CHENNAI: India’s ambitious target of becoming a manufacturing hub faces a reality check. A Niti Aayog report suggests a prolonged stagnation of its secondary (industrial) sector.
A Niti report, India's Services Sector: Insights from GVA Trends and State-level Dynamics (October 2025) by NITI Aayog, reveals that the industrial sector's share of Gross Value Added (GVA) has remained stubbornly stable, hovering around 28–29% for more than a decade, failing to deliver the industrial expansion necessary for job creation and balanced growth.
In the fiscal year 2023–24, the secondary sector's contribution stood at 28.8 percent of GVA, a figure virtually unchanged from its position in 2011–12. This lack of progress contrasts sharply with the booming services sector, which now accounts for a dominant 54.5 percent of GVA.
Manufacturing fails to shift the needle
The primary reason for the industrial sector's stagnation is the underwhelming performance of its core component: manufacturing. Throughout the entire period between 2011–12 and 2023–24, the manufacturing segment's share of GVA remained relatively stable, fluctuating narrowly between 17 percent and 18.5 percent.
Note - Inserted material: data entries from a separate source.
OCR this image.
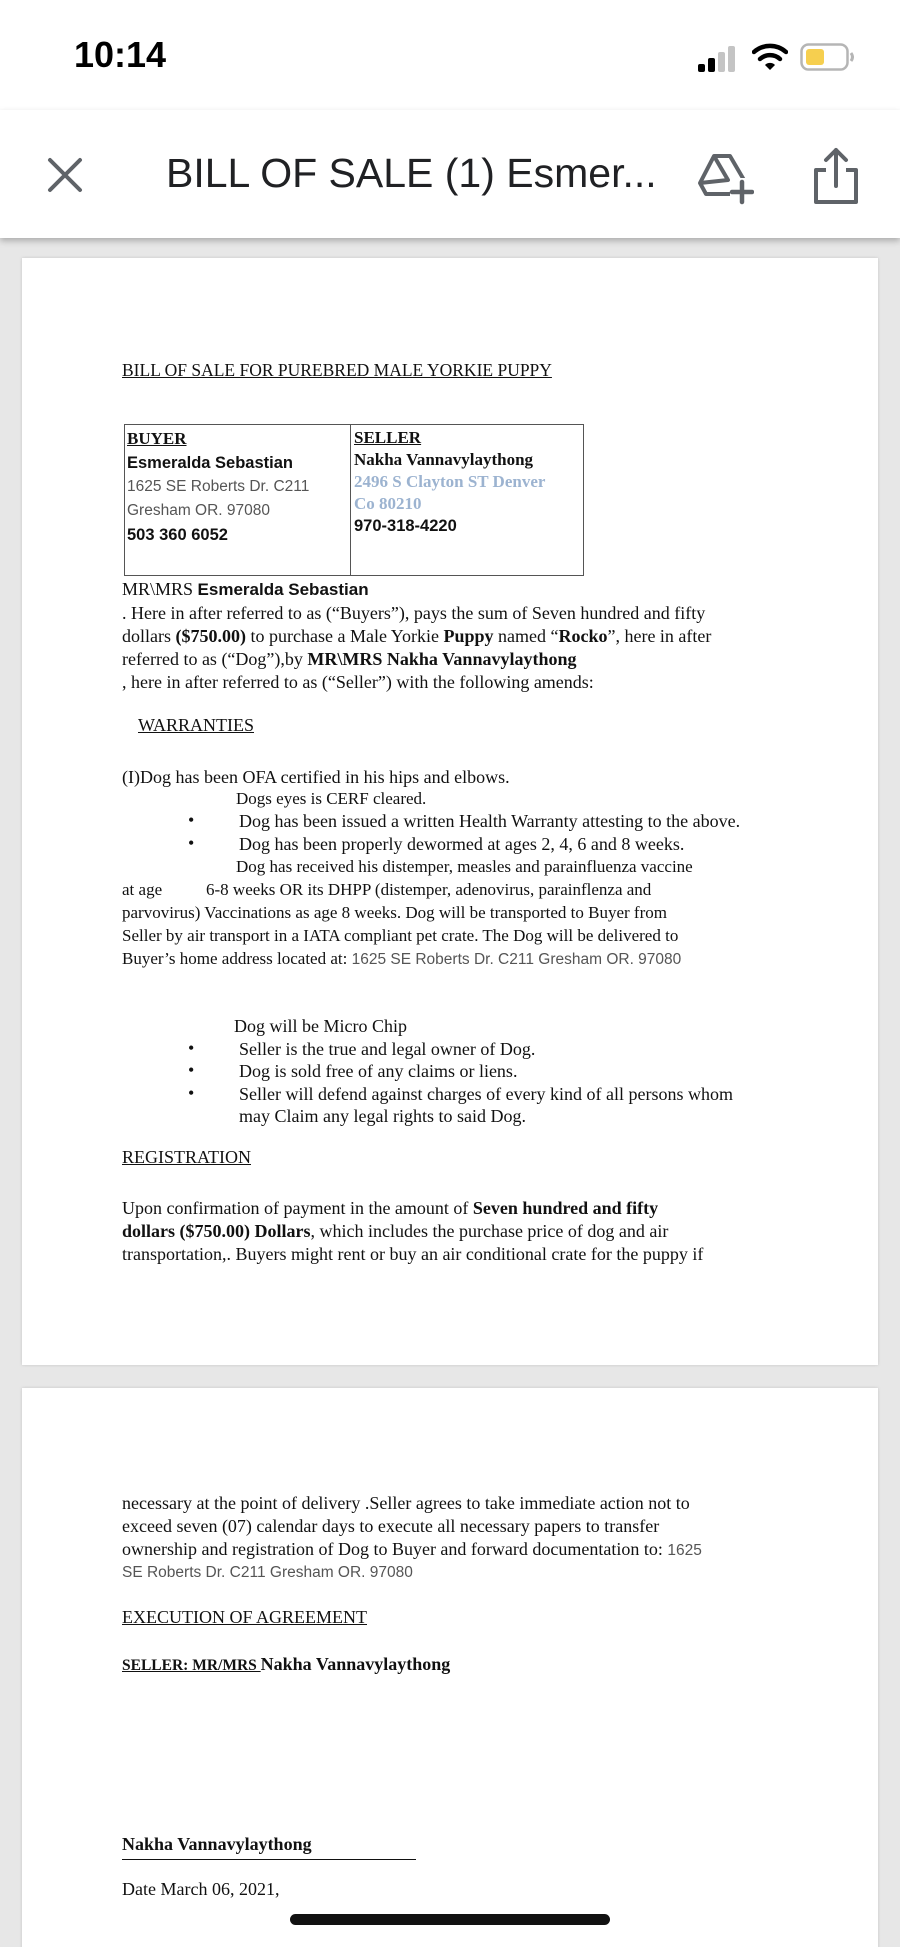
10:14
BILL OF SALE (1) Esmer...
BILL OF SALE FOR PUREBRED MALE YORKIE PUPPY
BUYER
Esmeralda Sebastian
1625 SE Roberts Dr. C211
Gresham OR. 97080
503 360 6052
SELLER
Nakha Vannavylaythong
2496 S Clayton ST Denver
Co 80210
970-318-4220
MR\MRS Esmeralda Sebastian
. Here in after referred to as (“Buyers”), pays the sum of Seven hundred and fifty
dollars ($750.00) to purchase a Male Yorkie Puppy named “Rocko”, here in after
referred to as (“Dog”),by MR\MRS Nakha Vannavylaythong
, here in after referred to as (“Seller”) with the following amends:
WARRANTIES
(I)Dog has been OFA certified in his hips and elbows.
Dogs eyes is CERF cleared.
• Dog has been issued a written Health Warranty attesting to the above.
• Dog has been properly dewormed at ages 2, 4, 6 and 8 weeks.
Dog has received his distemper, measles and parainfluenza vaccine
at age	6-8 weeks OR its DHPP (distemper, adenovirus, parainflenza and
parvovirus) Vaccinations as age 8 weeks. Dog will be transported to Buyer from
Seller by air transport in a IATA compliant pet crate. The Dog will be delivered to
Buyer’s home address located at: 1625 SE Roberts Dr. C211 Gresham OR. 97080
Dog will be Micro Chip
• Seller is the true and legal owner of Dog.
• Dog is sold free of any claims or liens.
• Seller will defend against charges of every kind of all persons whom
may Claim any legal rights to said Dog.
REGISTRATION
Upon confirmation of payment in the amount of Seven hundred and fifty
dollars ($750.00) Dollars, which includes the purchase price of dog and air
transportation,. Buyers might rent or buy an air conditional crate for the puppy if
necessary at the point of delivery .Seller agrees to take immediate action not to
exceed seven (07) calendar days to execute all necessary papers to transfer
ownership and registration of Dog to Buyer and forward documentation to: 1625
SE Roberts Dr. C211 Gresham OR. 97080
EXECUTION OF AGREEMENT
SELLER: MR/MRS Nakha Vannavylaythong
Nakha Vannavylaythong
Date March 06, 2021,
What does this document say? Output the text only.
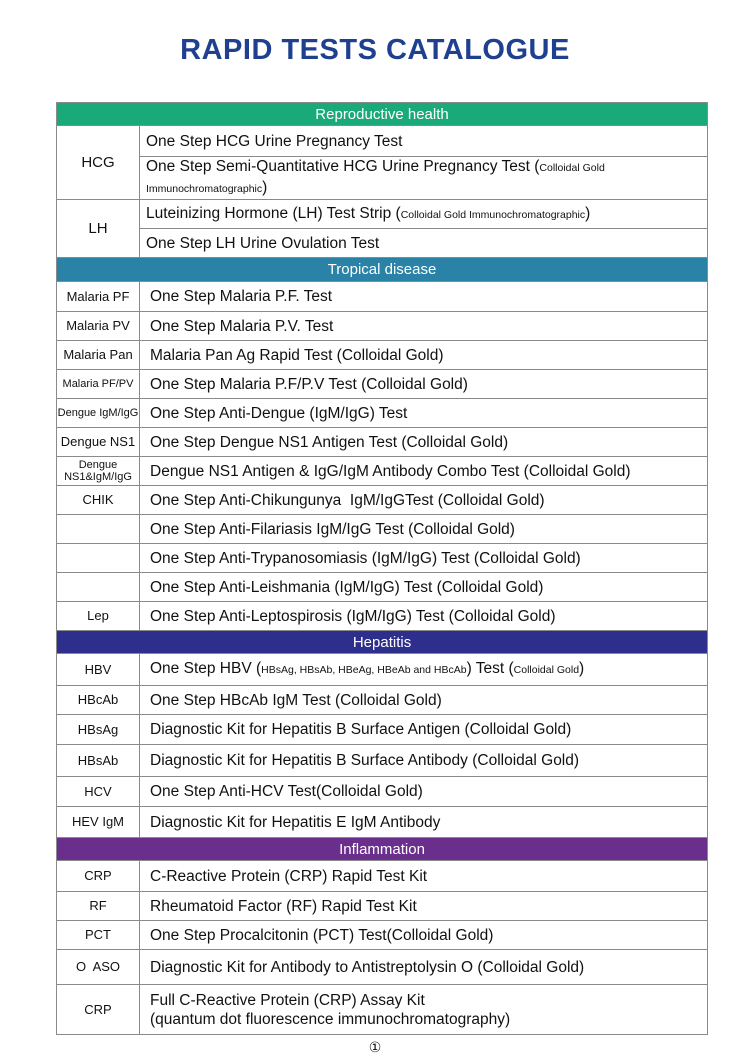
RAPID TESTS CATALOGUE
Reproductive health	
HCG	One Step HCG Urine Pregnancy Test
	One Step Semi-Quantitative HCG Urine Pregnancy Test (Colloidal Gold Immunochromatographic)
LH	Luteinizing Hormone (LH) Test Strip (Colloidal Gold Immunochromatographic)
	One Step LH Urine Ovulation Test
Tropical disease	
Malaria PF	One Step Malaria P.F. Test
Malaria PV	One Step Malaria P.V. Test
Malaria Pan	Malaria Pan Ag Rapid Test (Colloidal Gold)
Malaria PF/PV	One Step Malaria P.F/P.V Test (Colloidal Gold)
Dengue IgM/IgG	One Step Anti-Dengue (IgM/IgG) Test
Dengue NS1	One Step Dengue NS1 Antigen Test (Colloidal Gold)
Dengue NS1&IgM/IgG	Dengue NS1 Antigen & IgG/IgM Antibody Combo Test (Colloidal Gold)
CHIK	One Step Anti-Chikungunya  IgM/IgGTest (Colloidal Gold)
	One Step Anti-Filariasis IgM/IgG Test (Colloidal Gold)
	One Step Anti-Trypanosomiasis (IgM/IgG) Test (Colloidal Gold)
	One Step Anti-Leishmania (IgM/IgG) Test (Colloidal Gold)
Lep	One Step Anti-Leptospirosis (IgM/IgG) Test (Colloidal Gold)
Hepatitis	
HBV	One Step HBV (HBsAg, HBsAb, HBeAg, HBeAb and HBcAb) Test (Colloidal Gold)
HBcAb	One Step HBcAb IgM Test (Colloidal Gold)
HBsAg	Diagnostic Kit for Hepatitis B Surface Antigen (Colloidal Gold)
HBsAb	Diagnostic Kit for Hepatitis B Surface Antibody (Colloidal Gold)
HCV	One Step Anti-HCV Test(Colloidal Gold)
HEV IgM	Diagnostic Kit for Hepatitis E IgM Antibody
Inflammation	
CRP	C-Reactive Protein (CRP) Rapid Test Kit
RF	Rheumatoid Factor (RF) Rapid Test Kit
PCT	One Step Procalcitonin (PCT) Test(Colloidal Gold)
O  ASO	Diagnostic Kit for Antibody to Antistreptolysin O (Colloidal Gold)
CRP	Full C-Reactive Protein (CRP) Assay Kit
(quantum dot fluorescence immunochromatography)
①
According to the report, the share of manufacturing in 2023-24 was 17.5 percent, which has barely moved from 17.4 percent in 2011-12. Though it touched a high of 18.5 percent in 2021-22, and then fell back to 16.9 percent the next year.
This inability to expand its proportional share prevents the overall industrial sector from gaining ground against the services sector. Other key industrial sub-sectors also showed limited growth or declines. The Construction sector's share experienced a mild decline, falling from 9.6% (in 2011-12) to 8.9 percent (2023-24). Electricity, gas, water supply, and other utility services maintained a nearly constant share, only increasing slightly from 2.3 percent to 2.4 percent.
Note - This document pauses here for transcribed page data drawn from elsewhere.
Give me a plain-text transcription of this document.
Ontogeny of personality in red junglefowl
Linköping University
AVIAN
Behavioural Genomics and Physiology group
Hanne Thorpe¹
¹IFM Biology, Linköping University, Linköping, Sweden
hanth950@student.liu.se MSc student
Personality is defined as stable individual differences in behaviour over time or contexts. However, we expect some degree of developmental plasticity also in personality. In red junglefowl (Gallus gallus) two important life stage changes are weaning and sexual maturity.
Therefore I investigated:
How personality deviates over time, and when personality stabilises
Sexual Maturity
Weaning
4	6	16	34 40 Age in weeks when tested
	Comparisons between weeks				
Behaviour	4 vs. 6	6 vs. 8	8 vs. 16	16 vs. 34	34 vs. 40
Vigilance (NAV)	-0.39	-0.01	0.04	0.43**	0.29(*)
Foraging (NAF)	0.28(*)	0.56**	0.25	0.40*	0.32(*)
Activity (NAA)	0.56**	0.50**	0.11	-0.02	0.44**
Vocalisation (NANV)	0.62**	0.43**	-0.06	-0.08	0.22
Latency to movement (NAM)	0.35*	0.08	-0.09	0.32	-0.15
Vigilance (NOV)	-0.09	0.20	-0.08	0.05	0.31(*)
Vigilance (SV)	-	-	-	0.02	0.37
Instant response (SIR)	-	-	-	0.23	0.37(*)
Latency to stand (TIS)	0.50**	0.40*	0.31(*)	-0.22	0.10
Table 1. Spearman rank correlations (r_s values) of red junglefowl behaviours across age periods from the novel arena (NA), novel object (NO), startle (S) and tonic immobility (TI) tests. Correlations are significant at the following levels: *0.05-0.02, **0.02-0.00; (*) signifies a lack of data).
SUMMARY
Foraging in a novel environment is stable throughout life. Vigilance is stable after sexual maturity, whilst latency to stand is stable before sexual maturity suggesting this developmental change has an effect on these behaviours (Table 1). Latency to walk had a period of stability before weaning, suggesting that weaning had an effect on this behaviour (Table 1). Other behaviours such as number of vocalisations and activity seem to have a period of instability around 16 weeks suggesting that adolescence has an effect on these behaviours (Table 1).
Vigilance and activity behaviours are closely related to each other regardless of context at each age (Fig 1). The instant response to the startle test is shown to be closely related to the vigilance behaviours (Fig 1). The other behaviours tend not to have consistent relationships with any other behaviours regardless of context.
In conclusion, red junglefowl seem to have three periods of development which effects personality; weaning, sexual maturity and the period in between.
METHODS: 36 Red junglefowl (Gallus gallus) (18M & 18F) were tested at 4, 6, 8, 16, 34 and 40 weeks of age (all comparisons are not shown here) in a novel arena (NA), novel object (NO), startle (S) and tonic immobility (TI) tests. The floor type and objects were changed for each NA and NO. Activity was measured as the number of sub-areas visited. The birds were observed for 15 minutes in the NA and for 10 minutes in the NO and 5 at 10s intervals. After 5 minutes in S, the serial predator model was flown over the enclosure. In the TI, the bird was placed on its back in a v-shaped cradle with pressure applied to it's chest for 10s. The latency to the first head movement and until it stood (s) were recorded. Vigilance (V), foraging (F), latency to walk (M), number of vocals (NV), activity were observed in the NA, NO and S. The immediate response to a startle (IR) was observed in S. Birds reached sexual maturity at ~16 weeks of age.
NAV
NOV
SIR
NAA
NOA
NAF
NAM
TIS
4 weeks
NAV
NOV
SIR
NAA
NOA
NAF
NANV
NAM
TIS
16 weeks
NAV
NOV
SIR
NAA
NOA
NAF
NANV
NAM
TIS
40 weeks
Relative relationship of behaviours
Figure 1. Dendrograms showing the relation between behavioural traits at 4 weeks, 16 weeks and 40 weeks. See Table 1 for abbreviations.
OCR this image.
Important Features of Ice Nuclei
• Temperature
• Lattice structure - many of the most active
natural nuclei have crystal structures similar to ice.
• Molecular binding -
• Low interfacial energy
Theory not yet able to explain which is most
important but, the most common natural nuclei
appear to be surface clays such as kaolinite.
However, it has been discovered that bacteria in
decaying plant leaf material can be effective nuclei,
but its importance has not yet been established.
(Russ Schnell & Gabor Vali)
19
This unbalanced growth pattern—where industry lags expectations while services exceed them—is termed ‘dual divergence’. This raises concerns about inclusive growth, as the high-productivity, export-oriented services typically rely on a more skilled, urban workforce, while the industrial sector is traditionally a massive employer of semi-skilled labour.
The report aligns this trend with the phenomenon of ‘premature deindustrialisation,’ where a country begins to transition away from manufacturing at significantly lower income levels than those recorded by advanced economies during their industrialization phase. Sustained, long-term dynamism for the Indian economy is said to require stronger linkages between the booming services sector and a more robust manufacturing and industrial base.